Sandefur reads the Ninth Amendment as an affirmative protection of unenumerated rights -- surely not all unenumerated rights, like duck hunting, so a question for another time may be which rights in particular are affirmatively protected and, possibly more importantly, who decides.
At the outset, I should note that to the extent Sandefur's previous post said (and it did) "there is nothing politically wrong with asking this question" (emphasis supplied), he's absolutely right. I bring this up because he characterizes my argument in the previous post to be that "it's not fair" that Scalia was treated unprofessionally by some punk. That's not really what I was getting at. As I tried to make clear, what prompted me to write was Sandefur's conflation of "a bad idea" with "unconstitutional."
To wit: Anything not mentioned in the constitution is "a legitimate state interest," in the passage reproduced above. Here, the distinction may be more difficult (which is a shame, based on how well we're doing otherwise). True, Scalia dissents in terms of whether the constitution of the United States allows a state to outlaw or regulate particular conduct, and a short answer to that may be under the constitution, something is left to the states. That's because he and the Court have jurisdiction to decide that queston, not whether, the matter being free of constitutional stricture, the state should act. (At least, Scalia and I argue the Court has no such jurisdiction, the people do; and that may be the crux of the problem here.)
We can peer into Scalia's character for clues whether he would support a law against homosexual sex or not, as I wouldn't and Sandefur wouldn't, and Sandefur is free to, but it strikes me as unnecessary. All a Justice of the Supreme Court has the power to do is to decide, in concert with other Justices, whether the federal constitution prohibits the state action at issue. Where we seem to part is that I am comfortable with the idea that if the constitution does not prohibit something, all is not lost. There doesn't have to be a catch-all clause in the Bill of Rights, Ninth Amendment, Fourteenth or elsewhere, prohibiting laws that aren't good ideas. There are other ways to govern ourselves, and better ways to change bad laws.
I'll dispense with my "frivolous" argument, because it's not that big a deal, except to note that I think it's fundamental that our first recourse should be to the political process, which is a distinctly minority position lately, you may have noticed.

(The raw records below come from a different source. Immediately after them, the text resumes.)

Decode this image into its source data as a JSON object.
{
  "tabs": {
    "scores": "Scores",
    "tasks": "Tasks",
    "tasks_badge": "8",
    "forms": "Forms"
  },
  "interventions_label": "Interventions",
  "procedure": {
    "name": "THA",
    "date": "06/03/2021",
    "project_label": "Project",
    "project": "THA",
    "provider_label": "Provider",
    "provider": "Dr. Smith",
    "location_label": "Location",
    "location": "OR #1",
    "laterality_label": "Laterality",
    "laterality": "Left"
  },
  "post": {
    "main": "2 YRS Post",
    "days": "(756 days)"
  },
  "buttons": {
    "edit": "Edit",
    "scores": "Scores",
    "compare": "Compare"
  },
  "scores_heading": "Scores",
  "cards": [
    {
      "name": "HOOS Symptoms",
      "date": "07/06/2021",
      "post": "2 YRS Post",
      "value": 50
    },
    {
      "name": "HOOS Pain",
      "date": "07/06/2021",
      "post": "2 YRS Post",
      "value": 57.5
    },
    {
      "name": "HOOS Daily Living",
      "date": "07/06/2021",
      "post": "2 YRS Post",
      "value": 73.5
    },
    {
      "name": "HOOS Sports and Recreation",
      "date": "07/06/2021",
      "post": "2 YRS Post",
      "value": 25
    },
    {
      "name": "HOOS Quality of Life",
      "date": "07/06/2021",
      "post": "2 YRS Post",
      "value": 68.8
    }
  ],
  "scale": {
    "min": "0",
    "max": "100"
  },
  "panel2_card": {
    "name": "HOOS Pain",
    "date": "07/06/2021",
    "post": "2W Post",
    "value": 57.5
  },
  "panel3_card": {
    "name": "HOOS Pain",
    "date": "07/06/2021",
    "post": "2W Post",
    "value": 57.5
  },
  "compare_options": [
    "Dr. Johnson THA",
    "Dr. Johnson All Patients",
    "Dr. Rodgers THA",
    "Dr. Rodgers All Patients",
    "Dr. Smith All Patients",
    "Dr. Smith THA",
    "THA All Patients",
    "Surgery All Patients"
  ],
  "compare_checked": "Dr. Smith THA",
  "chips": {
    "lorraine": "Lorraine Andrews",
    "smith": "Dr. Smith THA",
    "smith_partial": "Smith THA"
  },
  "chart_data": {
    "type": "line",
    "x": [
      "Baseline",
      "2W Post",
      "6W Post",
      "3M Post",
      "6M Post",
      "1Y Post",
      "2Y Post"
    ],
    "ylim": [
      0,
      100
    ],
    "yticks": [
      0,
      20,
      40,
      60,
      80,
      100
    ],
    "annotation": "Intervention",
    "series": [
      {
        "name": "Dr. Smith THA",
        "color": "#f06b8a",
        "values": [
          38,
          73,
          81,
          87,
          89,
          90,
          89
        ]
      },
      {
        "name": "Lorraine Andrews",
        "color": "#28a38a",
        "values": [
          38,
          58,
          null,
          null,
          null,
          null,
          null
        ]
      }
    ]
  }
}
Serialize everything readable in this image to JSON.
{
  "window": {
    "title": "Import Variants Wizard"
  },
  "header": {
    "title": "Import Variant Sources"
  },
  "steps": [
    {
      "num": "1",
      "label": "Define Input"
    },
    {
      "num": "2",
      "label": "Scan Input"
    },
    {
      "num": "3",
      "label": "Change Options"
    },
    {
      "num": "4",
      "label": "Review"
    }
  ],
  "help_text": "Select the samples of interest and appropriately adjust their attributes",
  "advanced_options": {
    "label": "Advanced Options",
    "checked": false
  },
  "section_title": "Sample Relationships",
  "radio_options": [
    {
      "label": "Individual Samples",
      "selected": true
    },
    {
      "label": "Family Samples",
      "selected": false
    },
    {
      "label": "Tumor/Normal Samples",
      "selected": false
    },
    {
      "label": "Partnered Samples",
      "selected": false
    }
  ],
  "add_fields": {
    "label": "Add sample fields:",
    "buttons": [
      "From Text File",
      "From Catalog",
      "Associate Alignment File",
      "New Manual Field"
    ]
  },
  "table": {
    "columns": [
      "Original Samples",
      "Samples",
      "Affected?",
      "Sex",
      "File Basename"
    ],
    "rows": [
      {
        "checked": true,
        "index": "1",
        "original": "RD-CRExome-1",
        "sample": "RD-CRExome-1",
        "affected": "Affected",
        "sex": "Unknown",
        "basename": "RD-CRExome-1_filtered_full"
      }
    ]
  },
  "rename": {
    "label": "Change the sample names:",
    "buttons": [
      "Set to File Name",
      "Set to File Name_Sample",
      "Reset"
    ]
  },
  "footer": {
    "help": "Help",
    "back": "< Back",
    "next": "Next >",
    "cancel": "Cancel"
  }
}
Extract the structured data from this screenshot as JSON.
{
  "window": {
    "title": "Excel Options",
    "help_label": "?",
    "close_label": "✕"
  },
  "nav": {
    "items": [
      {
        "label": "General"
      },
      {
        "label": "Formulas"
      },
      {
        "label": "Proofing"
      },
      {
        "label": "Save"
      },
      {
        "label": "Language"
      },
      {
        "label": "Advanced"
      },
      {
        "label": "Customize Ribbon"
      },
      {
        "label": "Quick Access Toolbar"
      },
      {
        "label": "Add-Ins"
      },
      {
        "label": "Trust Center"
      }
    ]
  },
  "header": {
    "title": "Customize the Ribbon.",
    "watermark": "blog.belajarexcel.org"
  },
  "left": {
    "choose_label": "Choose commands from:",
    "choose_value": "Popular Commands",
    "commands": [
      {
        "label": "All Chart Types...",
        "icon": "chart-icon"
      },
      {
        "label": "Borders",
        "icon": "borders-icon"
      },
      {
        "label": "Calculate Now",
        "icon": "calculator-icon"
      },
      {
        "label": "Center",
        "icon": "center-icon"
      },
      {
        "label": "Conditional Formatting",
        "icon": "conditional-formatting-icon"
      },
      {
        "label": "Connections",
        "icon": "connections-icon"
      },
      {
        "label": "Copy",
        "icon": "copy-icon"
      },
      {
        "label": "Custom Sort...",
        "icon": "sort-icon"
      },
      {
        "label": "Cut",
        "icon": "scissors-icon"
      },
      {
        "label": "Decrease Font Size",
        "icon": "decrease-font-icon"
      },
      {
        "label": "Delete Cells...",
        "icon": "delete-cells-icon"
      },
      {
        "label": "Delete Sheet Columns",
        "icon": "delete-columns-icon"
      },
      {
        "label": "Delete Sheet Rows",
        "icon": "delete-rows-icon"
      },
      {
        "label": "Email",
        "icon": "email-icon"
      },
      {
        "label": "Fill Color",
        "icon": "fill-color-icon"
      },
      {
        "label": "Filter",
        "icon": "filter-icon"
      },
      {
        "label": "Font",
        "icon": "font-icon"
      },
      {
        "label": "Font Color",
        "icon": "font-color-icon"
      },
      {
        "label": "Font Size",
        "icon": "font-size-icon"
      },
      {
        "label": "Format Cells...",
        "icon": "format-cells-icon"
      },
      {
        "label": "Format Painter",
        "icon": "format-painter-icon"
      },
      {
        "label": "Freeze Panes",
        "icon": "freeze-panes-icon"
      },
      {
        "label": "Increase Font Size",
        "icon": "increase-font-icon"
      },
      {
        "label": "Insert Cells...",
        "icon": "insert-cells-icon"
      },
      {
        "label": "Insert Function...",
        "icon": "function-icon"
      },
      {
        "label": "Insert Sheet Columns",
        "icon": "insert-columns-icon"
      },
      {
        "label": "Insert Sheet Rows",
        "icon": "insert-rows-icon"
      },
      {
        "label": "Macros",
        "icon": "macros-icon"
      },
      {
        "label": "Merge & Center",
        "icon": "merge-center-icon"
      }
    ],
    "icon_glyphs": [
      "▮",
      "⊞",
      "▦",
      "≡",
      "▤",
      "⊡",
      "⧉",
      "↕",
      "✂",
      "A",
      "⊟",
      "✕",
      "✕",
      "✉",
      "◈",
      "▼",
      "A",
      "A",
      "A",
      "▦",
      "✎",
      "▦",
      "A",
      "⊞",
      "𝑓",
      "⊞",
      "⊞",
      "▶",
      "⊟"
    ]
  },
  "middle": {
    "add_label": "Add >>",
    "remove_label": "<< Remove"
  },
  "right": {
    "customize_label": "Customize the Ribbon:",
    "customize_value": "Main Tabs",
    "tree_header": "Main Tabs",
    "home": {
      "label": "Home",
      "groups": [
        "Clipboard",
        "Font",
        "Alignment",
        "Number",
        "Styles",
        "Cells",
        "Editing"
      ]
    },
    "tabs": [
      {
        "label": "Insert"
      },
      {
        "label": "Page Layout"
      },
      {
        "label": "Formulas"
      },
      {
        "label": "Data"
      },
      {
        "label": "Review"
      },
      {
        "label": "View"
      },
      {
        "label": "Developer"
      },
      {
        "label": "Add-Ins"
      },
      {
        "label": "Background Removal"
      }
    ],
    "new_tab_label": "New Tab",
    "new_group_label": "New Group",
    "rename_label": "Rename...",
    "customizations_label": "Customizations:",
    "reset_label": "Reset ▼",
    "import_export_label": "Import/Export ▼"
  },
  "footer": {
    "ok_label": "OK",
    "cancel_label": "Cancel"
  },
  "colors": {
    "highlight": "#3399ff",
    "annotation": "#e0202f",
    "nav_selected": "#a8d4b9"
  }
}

Mr. Justice Scalia is a big boy and probably doesn't need me to defend his feelings, but I wasn't, as I hope is clearer now. His view that where the constitution is silent you need to look elsewhere for guidance, prohibition, regulation, revelation, whatever does not mean that anything not menioned in the constitution is fair game for "armed agents of the state" to run around enforcing. The country needs to disentangle itself from the notion the constitution of the United States is full of every good thing and a balm against every bad thing the human mind can conceive and legislate against. That's it's own kind of tyranny.